Lets first write these two dataframes to the RDS instance in AWS

There are two ways to do it. 

- Using the SparkSession itself 

- Using the AWS Wrangler

In addition, we can write these tables s3 buckets, and in parallel
register them in Glue Catalog for Athena to query

In [12]:
# Instead of just moving the parquet file seperately to s3 and then 
# write the table catalog, it can be done in single go.

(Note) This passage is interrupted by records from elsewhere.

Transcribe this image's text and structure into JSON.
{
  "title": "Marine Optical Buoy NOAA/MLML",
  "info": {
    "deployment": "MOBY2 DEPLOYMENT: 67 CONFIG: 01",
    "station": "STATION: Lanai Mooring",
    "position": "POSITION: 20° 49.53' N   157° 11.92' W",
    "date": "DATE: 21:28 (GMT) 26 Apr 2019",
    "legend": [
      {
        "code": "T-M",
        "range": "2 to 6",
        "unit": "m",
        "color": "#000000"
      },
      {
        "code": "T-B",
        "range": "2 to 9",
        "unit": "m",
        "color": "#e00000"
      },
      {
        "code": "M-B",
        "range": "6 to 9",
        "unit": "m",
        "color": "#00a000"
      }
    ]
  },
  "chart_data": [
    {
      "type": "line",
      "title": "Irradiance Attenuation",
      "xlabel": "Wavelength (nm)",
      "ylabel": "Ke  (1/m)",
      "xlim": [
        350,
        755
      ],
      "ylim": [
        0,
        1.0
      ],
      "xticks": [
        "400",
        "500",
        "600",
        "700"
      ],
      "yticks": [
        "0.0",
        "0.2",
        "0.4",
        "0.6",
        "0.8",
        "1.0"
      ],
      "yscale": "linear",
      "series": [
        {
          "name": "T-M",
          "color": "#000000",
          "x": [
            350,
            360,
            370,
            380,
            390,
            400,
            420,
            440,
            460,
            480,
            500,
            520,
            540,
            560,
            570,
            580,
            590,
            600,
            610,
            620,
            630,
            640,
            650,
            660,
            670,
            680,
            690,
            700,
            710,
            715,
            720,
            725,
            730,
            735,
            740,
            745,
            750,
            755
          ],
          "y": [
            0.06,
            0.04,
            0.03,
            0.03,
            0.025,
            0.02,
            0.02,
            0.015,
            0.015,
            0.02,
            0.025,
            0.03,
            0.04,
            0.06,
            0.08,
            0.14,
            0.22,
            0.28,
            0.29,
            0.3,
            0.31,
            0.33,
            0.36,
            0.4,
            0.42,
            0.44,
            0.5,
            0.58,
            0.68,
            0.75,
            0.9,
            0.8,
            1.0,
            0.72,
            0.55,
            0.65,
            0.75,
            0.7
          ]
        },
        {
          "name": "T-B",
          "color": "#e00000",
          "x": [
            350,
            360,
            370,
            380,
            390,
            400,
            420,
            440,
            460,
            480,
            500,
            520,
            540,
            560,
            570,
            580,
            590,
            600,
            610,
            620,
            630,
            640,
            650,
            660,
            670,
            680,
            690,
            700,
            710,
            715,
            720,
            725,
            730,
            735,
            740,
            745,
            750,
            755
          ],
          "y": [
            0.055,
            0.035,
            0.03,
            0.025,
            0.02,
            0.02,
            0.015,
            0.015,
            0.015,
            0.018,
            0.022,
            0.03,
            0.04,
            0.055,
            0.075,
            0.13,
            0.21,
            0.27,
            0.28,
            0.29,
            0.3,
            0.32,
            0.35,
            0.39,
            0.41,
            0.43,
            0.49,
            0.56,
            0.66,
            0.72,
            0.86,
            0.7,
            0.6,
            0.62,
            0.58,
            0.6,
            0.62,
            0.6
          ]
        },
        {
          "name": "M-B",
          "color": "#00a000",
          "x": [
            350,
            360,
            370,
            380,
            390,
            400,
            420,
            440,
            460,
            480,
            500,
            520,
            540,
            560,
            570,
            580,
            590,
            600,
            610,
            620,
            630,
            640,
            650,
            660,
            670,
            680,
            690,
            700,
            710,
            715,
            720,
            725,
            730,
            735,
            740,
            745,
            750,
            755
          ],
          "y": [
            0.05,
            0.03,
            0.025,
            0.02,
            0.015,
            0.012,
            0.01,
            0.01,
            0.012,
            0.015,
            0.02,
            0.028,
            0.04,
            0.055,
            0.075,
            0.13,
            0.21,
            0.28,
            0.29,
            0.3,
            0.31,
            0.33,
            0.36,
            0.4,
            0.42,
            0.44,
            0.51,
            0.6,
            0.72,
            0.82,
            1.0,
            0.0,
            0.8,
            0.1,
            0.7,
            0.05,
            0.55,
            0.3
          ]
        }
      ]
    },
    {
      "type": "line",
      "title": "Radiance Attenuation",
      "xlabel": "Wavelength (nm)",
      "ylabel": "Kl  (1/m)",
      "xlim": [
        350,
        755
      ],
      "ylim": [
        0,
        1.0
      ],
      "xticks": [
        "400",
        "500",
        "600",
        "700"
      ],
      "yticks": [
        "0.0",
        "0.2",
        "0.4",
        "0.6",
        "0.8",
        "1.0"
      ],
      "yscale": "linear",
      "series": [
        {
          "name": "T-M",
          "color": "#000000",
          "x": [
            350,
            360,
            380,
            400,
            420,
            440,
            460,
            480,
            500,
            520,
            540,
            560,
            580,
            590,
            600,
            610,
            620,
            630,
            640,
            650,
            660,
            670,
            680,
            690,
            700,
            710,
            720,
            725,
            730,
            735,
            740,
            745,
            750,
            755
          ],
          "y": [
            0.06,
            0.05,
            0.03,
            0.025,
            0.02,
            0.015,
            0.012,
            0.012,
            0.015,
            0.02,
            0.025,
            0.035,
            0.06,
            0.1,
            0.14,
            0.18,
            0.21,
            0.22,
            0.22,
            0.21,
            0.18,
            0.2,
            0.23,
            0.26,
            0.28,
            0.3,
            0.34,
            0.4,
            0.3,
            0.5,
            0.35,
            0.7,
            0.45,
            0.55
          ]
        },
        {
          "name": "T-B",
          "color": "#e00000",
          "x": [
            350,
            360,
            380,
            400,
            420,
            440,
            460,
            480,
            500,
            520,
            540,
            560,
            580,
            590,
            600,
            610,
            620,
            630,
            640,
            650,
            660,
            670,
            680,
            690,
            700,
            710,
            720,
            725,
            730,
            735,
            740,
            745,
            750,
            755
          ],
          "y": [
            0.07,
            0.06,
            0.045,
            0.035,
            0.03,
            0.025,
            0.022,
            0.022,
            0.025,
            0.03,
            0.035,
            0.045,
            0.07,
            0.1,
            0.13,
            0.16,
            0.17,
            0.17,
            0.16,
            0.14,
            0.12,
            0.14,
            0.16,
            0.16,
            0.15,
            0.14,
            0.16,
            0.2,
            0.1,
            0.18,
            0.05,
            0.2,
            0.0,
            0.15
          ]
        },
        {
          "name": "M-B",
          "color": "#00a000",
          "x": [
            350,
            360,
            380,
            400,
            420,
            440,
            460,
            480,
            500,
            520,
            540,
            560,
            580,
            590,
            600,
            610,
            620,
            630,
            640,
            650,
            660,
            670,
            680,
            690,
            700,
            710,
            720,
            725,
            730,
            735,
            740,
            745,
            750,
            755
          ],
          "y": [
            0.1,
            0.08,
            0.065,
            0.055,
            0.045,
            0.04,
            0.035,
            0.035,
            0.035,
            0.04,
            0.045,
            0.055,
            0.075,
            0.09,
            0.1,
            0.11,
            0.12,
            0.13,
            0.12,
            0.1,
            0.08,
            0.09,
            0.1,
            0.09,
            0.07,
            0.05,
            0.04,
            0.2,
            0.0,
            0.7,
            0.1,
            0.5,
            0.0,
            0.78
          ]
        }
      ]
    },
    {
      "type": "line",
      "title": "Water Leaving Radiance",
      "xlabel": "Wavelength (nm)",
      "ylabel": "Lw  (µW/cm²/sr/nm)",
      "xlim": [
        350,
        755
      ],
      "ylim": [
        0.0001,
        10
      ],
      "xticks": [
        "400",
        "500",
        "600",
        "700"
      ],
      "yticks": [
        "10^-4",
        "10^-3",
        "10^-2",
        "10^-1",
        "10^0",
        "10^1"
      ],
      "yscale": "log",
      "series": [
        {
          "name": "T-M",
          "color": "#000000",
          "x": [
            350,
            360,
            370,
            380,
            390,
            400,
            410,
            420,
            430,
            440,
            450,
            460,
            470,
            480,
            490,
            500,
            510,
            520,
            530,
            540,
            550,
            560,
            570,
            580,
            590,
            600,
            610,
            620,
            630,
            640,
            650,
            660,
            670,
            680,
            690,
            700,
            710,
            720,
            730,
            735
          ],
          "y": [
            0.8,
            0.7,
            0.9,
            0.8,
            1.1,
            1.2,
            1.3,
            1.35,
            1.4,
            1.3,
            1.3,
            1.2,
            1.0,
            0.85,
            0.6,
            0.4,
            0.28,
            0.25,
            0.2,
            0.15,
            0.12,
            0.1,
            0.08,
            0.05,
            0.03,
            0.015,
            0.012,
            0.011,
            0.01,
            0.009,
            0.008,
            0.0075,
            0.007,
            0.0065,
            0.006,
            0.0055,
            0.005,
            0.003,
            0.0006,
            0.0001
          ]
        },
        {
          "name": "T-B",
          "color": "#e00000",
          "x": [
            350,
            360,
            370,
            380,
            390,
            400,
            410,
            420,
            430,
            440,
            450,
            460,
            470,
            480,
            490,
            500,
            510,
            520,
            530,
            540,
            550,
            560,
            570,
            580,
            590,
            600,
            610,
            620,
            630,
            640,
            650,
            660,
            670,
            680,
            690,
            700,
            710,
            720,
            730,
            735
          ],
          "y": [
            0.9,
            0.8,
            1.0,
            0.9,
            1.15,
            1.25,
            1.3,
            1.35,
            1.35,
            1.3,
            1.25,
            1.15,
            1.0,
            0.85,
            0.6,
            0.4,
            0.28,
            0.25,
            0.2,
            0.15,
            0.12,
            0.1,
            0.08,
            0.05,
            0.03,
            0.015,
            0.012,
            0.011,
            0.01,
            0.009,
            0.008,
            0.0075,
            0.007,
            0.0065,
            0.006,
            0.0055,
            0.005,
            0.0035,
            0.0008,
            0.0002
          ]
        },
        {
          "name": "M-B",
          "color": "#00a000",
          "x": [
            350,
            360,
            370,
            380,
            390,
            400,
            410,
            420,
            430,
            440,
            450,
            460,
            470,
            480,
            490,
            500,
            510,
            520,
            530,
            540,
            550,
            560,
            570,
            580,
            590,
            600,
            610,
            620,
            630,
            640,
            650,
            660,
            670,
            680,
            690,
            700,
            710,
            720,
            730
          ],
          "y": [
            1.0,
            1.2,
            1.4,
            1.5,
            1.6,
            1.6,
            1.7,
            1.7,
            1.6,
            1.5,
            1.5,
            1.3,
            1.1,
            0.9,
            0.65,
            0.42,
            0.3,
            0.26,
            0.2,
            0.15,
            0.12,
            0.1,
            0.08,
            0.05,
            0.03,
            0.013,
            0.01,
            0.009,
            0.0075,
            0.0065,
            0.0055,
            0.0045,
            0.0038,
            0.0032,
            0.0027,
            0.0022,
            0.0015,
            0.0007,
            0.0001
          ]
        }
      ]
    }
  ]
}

jsonparquet_pandas = jsonParquetDf.toPandas()
jsonparquet_pandas.head(2)

Unnamed: 0,kind,etag,id,channelId,title,assignable
0,youtube#videoCategory,"""m2yskBQFythfE4irbTIeOgYYfBU/Xy1mB4_yLrHy_BmKm...",1,UCBR8-60-B28hp2BmDPdntcQ,Film & Animation,True
1,youtube#videoCategory,"""m2yskBQFythfE4irbTIeOgYYfBU/UZ1oLIIz2dxIhO45Z...",2,UCBR8-60-B28hp2BmDPdntcQ,Autos & Vehicles,True


In [13]:
wr.s3.to_parquet(database='youtube_data',table='json_category',
                dataset=True,path='s3://boto-bucket-16/',
                boto3_session=boto_session,mode='append',
                description="json data table",df=jsonparquet_pandas)

{'paths': ['s3://boto-bucket-16/987bc9ce6dc347fb93f15a65416cb028.snappy.parquet'],
 'partitions_values': {}}

Based on the research, writing the data out to s3/ hdfs as text would be the most effective way of working with the AWS.

- The sink S3 can be recorded inside the Glue catalog, and then Athena can be used to query it for data and use it for processing

- Processing can be use it with some additional transformation, or to use it with quicksight for visualisation


Connecting the RDS / Other databases to the Athena/ Glue will require considerable effort if the set up done manually with out using the cloud formation. 

I am thinking of understanding how the cloud formation works, and created. After that further exploration on connecting the databases will be taken up.